Supply chain spotlight: The key to supply chain resilience
04 / 07 / 2022
Credit: Shutterstock In 2022, Aerolíneas Argentinas transported large amounts of agricultural products
The logistics industry has faced a period of unprecedented challenges in recent years and, as a result, the resilience of the supply chain across the globe has received unprecedented attention.
The World Economic Forum defines supply chain resilience as “the ability of a global supply chain to reorganise and deliver its core function continually, despite the impact of external and/or internal shocks to the system”.
While the logistics industry has proved itself to be incredibly resilient by continuing to deliver the needs of the nation, the situation has not been without its challenges, with issues such as port delays, a shortage of HGV drivers and businesses incurring rising costs impacting the supply chain.
Although it is hard to predict the challenges of the future, businesses are being encouraged to analyse their operations and review the potential risks, either operationally (within a corporate boundary such as a warehouse fire or loss of a supplier), externally (as either part of the wider supply chain, such as rising airfreight or an airport closure) or globally (such as climate change).
By reviewing these potential risks, mitigations could be found prior to the event unfolding, therefore reducing that impact on that business, or the wider supply chain.
During some of the recent crises in which other modes of transport were affected – such as the blocking of the Suez Canal or the skills shortage – business, customers and shippers increasingly favoured the reliability of air cargo.
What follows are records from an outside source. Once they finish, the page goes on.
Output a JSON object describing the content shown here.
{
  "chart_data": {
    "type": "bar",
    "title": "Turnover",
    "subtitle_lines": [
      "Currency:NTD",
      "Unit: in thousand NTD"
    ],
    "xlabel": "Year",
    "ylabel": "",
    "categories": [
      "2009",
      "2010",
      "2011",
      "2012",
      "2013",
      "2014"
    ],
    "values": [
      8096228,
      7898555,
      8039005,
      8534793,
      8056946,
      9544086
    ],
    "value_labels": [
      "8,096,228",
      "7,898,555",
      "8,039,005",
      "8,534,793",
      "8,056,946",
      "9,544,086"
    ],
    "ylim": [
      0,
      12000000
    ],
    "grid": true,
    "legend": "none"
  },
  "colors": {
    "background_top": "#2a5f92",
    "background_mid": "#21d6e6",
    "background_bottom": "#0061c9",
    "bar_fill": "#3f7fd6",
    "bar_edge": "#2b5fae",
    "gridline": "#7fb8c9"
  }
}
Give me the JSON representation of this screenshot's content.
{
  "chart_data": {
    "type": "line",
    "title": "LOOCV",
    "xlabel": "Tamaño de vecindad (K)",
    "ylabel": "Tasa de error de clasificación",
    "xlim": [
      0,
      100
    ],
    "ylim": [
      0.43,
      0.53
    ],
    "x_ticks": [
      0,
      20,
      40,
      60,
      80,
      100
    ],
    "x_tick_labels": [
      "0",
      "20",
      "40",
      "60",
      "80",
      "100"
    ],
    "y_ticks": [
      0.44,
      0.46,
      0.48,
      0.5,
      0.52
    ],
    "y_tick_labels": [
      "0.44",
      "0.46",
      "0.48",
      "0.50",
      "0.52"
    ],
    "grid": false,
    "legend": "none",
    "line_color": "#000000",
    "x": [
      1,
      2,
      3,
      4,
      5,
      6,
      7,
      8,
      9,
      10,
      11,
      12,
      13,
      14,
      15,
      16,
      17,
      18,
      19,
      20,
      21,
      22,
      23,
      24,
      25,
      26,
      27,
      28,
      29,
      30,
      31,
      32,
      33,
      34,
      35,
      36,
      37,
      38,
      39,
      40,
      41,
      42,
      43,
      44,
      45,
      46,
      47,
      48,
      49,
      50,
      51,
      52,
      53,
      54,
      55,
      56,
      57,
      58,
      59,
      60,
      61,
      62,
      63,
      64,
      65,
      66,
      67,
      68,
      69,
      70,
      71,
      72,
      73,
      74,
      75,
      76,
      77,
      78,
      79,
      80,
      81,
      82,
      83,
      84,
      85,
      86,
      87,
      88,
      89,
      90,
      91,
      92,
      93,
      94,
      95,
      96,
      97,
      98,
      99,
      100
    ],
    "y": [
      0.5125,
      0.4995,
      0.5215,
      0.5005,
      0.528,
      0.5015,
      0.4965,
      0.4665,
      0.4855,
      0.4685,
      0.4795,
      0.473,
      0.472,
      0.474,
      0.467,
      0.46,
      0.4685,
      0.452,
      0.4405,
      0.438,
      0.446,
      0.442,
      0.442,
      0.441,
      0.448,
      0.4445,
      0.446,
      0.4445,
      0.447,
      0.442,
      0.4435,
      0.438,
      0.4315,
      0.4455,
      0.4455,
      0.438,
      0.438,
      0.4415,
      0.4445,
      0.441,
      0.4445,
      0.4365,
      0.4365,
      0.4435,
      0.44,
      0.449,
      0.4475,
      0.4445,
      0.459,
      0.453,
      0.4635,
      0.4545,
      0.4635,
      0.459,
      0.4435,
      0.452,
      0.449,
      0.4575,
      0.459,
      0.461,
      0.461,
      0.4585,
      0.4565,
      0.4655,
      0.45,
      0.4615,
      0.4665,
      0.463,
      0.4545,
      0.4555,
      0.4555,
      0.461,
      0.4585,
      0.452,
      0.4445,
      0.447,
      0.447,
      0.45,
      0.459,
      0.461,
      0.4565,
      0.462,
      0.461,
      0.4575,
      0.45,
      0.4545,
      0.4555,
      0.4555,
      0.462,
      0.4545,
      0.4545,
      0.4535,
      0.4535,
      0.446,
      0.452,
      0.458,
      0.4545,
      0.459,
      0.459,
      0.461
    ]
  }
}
However, given its higher cost over modes such as deepsea shipping and road, it will be interesting to see whether airfreight will play a greater role in business’ resilience preparations and risk mitigations moving forwards.
Airfreight plays a vital role in the UK’s economy: £86bn of gross value added depends on airfreight.
And while Logistics UK would welcome air cargo playing a more prominent role in other modes’ mitigation plans, in order to achieve this, it is also crucial that the airfreight sector itself is prepared.
In the view of Logistics UK, a supply of sufficiently skilled labour is critical to this; however, with shortages a potential risk for the sector, it is vital that the sector stimulates interest and engagement to attract the next generation of workers.
Employment in Great Britain in the Freight Air Transport sector was 2,135 in 2020, a gradual 20% decrease from 2015.
And while 2020 data can be affected by Covid-19, as the industry now looks to recover from the pandemic, it is important to ensure sufficient staffing with the right skills is available for effective operations.
As a result, Logistics UK particularly welcomed recommendations included within the Transport Select Committee’s report, UK aviation: reform to take-off for government to prioritise vetting for airport and airlines staff to speed up recruitment and prevent individuals accepting job offers elsewhere while they wait for clearance.
While this would be an encouraging step forward, it is vital government works together with industry to explore all ways it can support the recruitment and retention of airfreight staff that help to keep this significant sector of the UK’s economy flowing.